UNESCO Küresel Jeoparkları (Global Geopark Network, GGN)
Uluslararası Yerbilimleri ve Jeoparklar Programı (IGGP) Tüzüğü kabul edilerek, UNESCO Küresel Jeoparkı kavramı oluşmuştur.
UNESCO Küresel Jeopark Ağında 2021 yılı itibariyle 44 ülkeden 161 Jeopark bulunmaktadır.
Türkiye’nin ilk ve tek UNESCO Jeoparkı Manisa’da bulunan Kula-Salihli UNESCO Küresel Jeoparkı ’dır.
İda-Madra UNESCO Küresel Jeoparkı Adayı
İkinci UNESCO Jeopark Adayımız ise Balıkesir ve çevre bölgesini kapsayan İda-Madra UNESCO Küresel Jeoparkı ’dır. İda Madra Jeoparkı Türkiye’nin kuzeybatısında yer alır. Jeopark, Balıkesir ilinin tamamını, Çanakkale ili Ayvacık ve Ezine ilçelerini, İzmir’in Bergama ilçesini kapsamaktadır. Jeopark’ın yüzölçümü yaklaşık 17 bin km2 dir. Saha, hem Marmara hem de Ege Denizi’ne kıyısı bulunan özel bir konuma sahiptir.

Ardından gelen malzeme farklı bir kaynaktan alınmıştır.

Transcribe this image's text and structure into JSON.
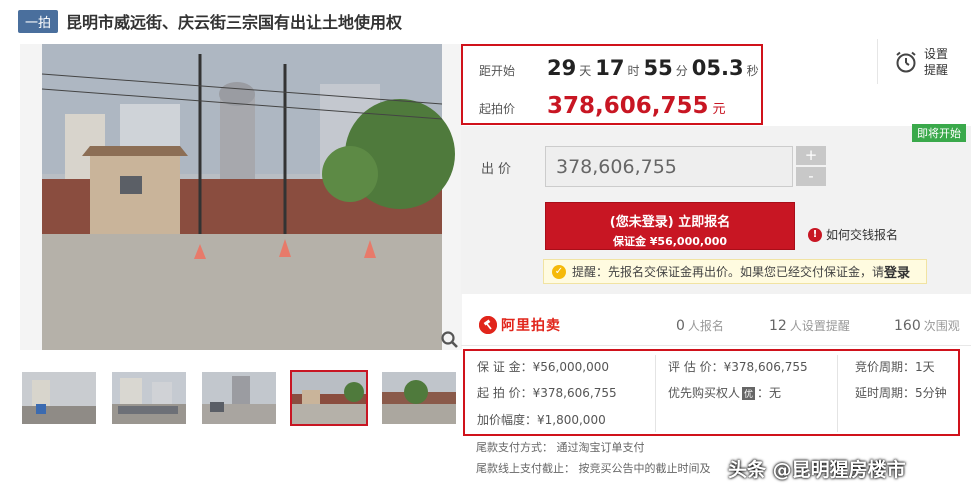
{
  "header": {
    "badge": "一拍",
    "title": "昆明市威远街、庆云街三宗国有出让土地使用权"
  },
  "countdown": {
    "label": "距开始",
    "days": "29",
    "days_unit": "天",
    "hours": "17",
    "hours_unit": "时",
    "minutes": "55",
    "minutes_unit": "分",
    "seconds": "05.3",
    "seconds_unit": "秒"
  },
  "start_price": {
    "label": "起拍价",
    "value": "378,606,755",
    "unit": "元"
  },
  "reminder": {
    "label": "设置提醒",
    "icon": "alarm-clock-icon"
  },
  "bid": {
    "status_tag": "即将开始",
    "label": "出价",
    "input_value": "378,606,755",
    "plus": "+",
    "minus": "-",
    "register_main": "(您未登录) 立即报名",
    "register_sub": "保证金 ¥56,000,000",
    "how_to_pay": "如何交钱报名",
    "tip_text": "提醒：先报名交保证金再出价。如果您已经交付保证金，请",
    "tip_login": "登录"
  },
  "stats": {
    "brand": "阿里拍卖",
    "signups": "0",
    "signups_label": "人报名",
    "reminders": "12",
    "reminders_label": "人设置提醒",
    "views": "160",
    "views_label": "次围观"
  },
  "info": {
    "deposit": "保 证 金：¥56,000,000",
    "start_price": "起 拍 价：¥378,606,755",
    "increment": "加价幅度：¥1,800,000",
    "assessed": "评 估 价：¥378,606,755",
    "priority_label": "优先购买权人",
    "priority_badge": "优",
    "priority_value": "：无",
    "cycle": "竞价周期：1天",
    "delay": "延时周期：5分钟"
  },
  "footer": {
    "payment_method": "尾款支付方式：   通过淘宝订单支付",
    "payment_deadline": "尾款线上支付截止：  按竞买公告中的截止时间及"
  },
  "watermark": "头条 @昆明猩房楼市",
  "colors": {
    "accent_red": "#c81623",
    "badge_blue": "#4a6f9d",
    "tag_green": "#3aa94b"
  }
}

Web adresi: www.idamadrageopark.com
45 adet jeositten oluşan jeopark adayının proje kapsamında 20 adet jeosit ise aday konumundadır. Mevcut jeositlerden 3 tanesi ise Ayvalık sınırlarında yer almaktadır:
07 Lale Adası Kıyı Jeomorfolojisi
Ayvalık’ın kuzeyinde yer alan Lale adası köprü ile anakaraya bağlanmaktadır. Sahada dalgaların aşındırması ile volkanik kayaçlar üzerinde çok ilginç kıyı şekilleri oluşmuştur. Sahada Miyosen’e ait andezit ve tüf kayaçlar yaygındır. Kıyı şekilleri daha çok tüfler üzerinde oluşmuştur. Kıyıda antik dönemlerde işletildiği tahmin edilen taş ocağı da bulunmaktadır.
Jeosit 07 Detay
08 Cunda Sütun Bazaltları
İda Madra Jeoparkı sahasında az görülen bu bazalt yapısı Alibey (Cunda) Adası’ndadır. Cunda Adası bir köprü ile Lale adasına ve yine köprü ile anakaraya bağlanır. Sütunlar Pliyosen’e ait bazaltlar üzerinde gelişmiştir. Dikey çatlaklar boyunca oluşan sütunlar zamanla parçalanarak yamaç boyunca kayarak geniş bir alana yayılmışlardır. Bazalt sütunları tepenin doğuya bakan yamacındadır. Sahada zeytinlikler bulunur. Tepenin üst kesimi bitki örtüsünden yoksun olup hayvan otlağı olarak kullanılmaktadır. Sahaya ulaşım arazi aracı ile mümkün olmaktadır.
Jeosit 08 Detay
09 Kleopatra Kıyı Jeomorfolojisi
Kleopatra Plajı ve Badavut yakın çevresinde Alt Miyosen yaşlı pembemsi renkli, bol fiamme yapılı ve pumisçe zengin Ayvalık ignimbirit yüzeyleri kıyı dalga aşındırması ile şekillenmiştir. Holosen’deki doğal ortam değişmeleri ile ilgili yapılan çalışmalarda saha ve yakın çevresinde jeolojik ve jeomorfolojik üç ana dönem ayrılmıştır. Bunlar; Erken Holosen (15000 – 7000 yıl önce) transgresyon dönemi, Orta Holosen (7000-3000 yıl) denizel sedimantasyon dönemi, Geç Holosen (son 3000 yıl) dönemidir. Son dönemde sahada kıyı okları, tombolo ve Badavut Tuzlası Gölü gelişmiştir. Bu süreçte bir taraftan dalga aşındırmasına bağlı Badavut falezleri (altta ignimbritlerin üstte ise riyolitlerin olduğu) oluşurken, diğer taraftan da Madra Çayı ve diğer akarsuların getirdiği sedimentler ile eski Badavut adası karaya bağlanmıştır. Eski bir koy olan Badavut Tuzlası Gölünün ağız kısmı da bir kıyı oku ile kapanarak bugünkü doğal peyzaj ortaya çıkmıştır. Pleistosen sonuyla birlikte iklimde meydana gelen değişimlere bağlı olarak deniz seviyesinin yükselmesi (Holosen transgresyonu) Badavut ve Kleopatra Plajı benzeri kıyı bölgelerinde önemli değişimlere yol açmış ve kıyı çizgisini yeniden şekillenmiştir. Ege kıyılarında Würm’de glasyo-östatik olarak alçalan ve çekilen deniz 15000 yıl kadar önce hızla yükselmeye başlamış ve yaklaşık 9000 yıl içinde, yani günümüzden 6000 yıl kadar önce bu günkü seviyesine ulaşmıştır (Kayan, 1991).